What makes a Windsor chair different?
Published in Windlesora 17 (1999)
© WLHG

The best answer is that a Windsor is a chair whose components are all slotted into the seat – in other words, a stool with a back. Chairs like this started to appear in the 17th century but the name Windsor is first mentioned in the early 1700s in inventories from America. It probably refers to chairs being embarked at Windsor to be taken to markets in London, because chairs of this sort were not made in great numbers in the town itself. Instead the trade became concentrated in High Wycombe. The first factories began to appear in the early 1800s and by the 1870s Wycombe was said to be producing 1.25 million chairs a year, many of them Windsors.
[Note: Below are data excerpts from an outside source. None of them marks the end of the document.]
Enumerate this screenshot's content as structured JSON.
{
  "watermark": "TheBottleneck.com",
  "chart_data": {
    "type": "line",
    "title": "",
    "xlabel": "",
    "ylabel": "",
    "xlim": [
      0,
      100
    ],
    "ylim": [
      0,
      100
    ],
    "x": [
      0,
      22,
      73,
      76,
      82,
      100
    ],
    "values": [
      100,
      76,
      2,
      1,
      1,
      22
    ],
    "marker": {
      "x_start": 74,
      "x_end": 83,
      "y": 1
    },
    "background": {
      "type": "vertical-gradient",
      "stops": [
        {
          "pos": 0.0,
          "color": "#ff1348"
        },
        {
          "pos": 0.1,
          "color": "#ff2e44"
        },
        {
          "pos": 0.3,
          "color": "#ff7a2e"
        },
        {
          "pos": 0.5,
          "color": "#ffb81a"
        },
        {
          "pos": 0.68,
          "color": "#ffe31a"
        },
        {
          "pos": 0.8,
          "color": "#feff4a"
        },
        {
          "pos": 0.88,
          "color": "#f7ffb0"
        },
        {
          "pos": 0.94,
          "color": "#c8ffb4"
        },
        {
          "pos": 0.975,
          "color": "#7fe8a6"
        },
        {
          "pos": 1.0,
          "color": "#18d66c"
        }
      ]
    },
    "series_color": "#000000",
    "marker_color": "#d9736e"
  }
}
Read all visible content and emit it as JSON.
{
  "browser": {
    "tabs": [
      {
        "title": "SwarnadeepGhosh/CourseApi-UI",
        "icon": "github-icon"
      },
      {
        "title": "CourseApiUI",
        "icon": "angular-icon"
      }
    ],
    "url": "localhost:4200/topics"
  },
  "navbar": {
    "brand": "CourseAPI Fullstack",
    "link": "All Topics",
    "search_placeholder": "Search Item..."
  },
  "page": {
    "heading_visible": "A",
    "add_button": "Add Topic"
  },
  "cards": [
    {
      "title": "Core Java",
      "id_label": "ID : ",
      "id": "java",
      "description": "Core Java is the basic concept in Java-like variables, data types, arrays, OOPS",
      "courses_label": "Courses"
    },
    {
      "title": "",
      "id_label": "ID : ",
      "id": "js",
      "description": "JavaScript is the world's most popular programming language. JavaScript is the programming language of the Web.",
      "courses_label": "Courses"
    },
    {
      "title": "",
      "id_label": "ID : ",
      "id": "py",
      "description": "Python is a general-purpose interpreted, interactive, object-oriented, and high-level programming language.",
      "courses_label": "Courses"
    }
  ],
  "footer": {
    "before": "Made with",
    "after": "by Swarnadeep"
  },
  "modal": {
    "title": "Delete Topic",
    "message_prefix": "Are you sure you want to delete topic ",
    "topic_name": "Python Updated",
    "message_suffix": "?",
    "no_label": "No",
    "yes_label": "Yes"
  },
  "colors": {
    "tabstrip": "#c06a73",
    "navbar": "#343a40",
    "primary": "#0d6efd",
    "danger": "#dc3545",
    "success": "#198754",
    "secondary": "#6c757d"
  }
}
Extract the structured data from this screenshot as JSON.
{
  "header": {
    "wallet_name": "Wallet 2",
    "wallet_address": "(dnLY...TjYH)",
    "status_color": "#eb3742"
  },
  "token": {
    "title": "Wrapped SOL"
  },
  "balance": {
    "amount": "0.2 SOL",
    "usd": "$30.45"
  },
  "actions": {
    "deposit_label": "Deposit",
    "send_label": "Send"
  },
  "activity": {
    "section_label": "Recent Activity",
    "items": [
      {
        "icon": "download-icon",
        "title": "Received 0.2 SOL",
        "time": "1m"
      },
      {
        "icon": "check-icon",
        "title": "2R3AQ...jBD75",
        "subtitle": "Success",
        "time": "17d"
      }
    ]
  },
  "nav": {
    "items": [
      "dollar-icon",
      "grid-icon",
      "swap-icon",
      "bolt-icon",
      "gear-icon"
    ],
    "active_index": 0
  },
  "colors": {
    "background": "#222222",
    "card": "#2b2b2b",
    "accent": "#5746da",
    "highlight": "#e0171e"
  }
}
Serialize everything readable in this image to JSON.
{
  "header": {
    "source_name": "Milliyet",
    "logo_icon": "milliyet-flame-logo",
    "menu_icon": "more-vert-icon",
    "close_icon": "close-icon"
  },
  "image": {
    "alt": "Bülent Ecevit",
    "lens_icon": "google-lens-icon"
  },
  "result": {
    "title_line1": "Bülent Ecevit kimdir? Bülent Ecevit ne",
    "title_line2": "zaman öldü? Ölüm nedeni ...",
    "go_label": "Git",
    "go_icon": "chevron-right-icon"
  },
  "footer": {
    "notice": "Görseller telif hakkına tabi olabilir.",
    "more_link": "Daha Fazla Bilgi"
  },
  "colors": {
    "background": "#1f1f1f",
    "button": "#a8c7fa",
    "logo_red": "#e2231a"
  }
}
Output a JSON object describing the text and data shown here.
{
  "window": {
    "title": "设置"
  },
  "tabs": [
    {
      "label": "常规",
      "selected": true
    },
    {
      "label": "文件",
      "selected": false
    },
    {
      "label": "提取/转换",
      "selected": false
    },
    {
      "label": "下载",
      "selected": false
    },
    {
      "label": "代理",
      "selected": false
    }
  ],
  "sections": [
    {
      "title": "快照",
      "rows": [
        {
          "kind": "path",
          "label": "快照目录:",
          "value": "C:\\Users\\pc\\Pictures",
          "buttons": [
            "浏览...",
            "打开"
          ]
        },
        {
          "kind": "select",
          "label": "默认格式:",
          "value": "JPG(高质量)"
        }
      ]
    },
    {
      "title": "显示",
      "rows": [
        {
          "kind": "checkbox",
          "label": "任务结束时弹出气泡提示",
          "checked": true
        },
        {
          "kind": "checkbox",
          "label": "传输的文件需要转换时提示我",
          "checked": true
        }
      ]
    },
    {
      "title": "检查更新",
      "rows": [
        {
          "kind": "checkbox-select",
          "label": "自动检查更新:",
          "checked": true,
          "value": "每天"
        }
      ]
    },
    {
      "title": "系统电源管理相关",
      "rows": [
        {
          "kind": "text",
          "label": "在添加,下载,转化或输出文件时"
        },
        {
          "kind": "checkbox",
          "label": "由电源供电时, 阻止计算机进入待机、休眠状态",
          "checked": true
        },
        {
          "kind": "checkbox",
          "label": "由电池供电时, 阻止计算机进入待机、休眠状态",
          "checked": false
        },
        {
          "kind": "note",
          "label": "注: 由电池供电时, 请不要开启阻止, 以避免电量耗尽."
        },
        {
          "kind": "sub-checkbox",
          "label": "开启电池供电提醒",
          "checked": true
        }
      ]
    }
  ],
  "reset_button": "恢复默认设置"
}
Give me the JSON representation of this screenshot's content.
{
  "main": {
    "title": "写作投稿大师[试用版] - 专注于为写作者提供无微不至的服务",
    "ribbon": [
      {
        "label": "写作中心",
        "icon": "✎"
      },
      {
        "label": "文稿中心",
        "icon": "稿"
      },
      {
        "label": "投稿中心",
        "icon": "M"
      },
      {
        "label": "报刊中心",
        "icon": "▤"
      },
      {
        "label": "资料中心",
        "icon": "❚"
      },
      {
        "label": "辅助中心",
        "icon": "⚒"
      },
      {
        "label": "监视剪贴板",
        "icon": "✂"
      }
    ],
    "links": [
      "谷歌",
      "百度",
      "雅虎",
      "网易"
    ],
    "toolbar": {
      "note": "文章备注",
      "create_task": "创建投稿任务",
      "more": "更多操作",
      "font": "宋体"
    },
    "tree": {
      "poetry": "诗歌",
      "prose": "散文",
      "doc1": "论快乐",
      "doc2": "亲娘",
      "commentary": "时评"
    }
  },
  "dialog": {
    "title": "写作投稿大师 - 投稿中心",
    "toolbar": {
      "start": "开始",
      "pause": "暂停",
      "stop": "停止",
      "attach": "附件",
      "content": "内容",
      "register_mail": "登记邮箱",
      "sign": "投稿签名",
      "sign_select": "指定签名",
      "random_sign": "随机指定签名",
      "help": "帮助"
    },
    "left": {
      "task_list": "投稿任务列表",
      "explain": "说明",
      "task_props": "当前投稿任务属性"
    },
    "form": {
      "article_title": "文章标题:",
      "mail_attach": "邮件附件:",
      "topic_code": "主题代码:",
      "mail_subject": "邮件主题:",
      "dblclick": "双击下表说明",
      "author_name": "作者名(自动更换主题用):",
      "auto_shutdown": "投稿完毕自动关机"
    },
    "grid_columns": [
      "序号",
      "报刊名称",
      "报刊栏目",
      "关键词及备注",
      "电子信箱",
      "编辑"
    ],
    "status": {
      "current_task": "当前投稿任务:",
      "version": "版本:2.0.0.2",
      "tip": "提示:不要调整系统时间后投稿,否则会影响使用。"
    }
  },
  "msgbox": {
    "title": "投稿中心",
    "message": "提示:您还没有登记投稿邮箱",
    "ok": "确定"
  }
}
Although Wycombe dominated the trade, Windsors were made in many parts of the country and distinctive regional styles developed. Some forms were even particular to certain villages, such as Yealmpton in Devon which produced chairs with continuous back and arms, or Mendlesham in Suffolk whose chairs had square backs and were finely made in an adapted Sheraton style. In America, Windsor chairs developed a wide range of elaborate styles.
Today, most Windsor chairs are made in small workshops or by individual craftsmen for the luxury end of the market. However, some large firms, such as Ercol of High Wycombe, have continued the tradition of mass-producing Windsor chairs, though adapted with new styles for the modern market.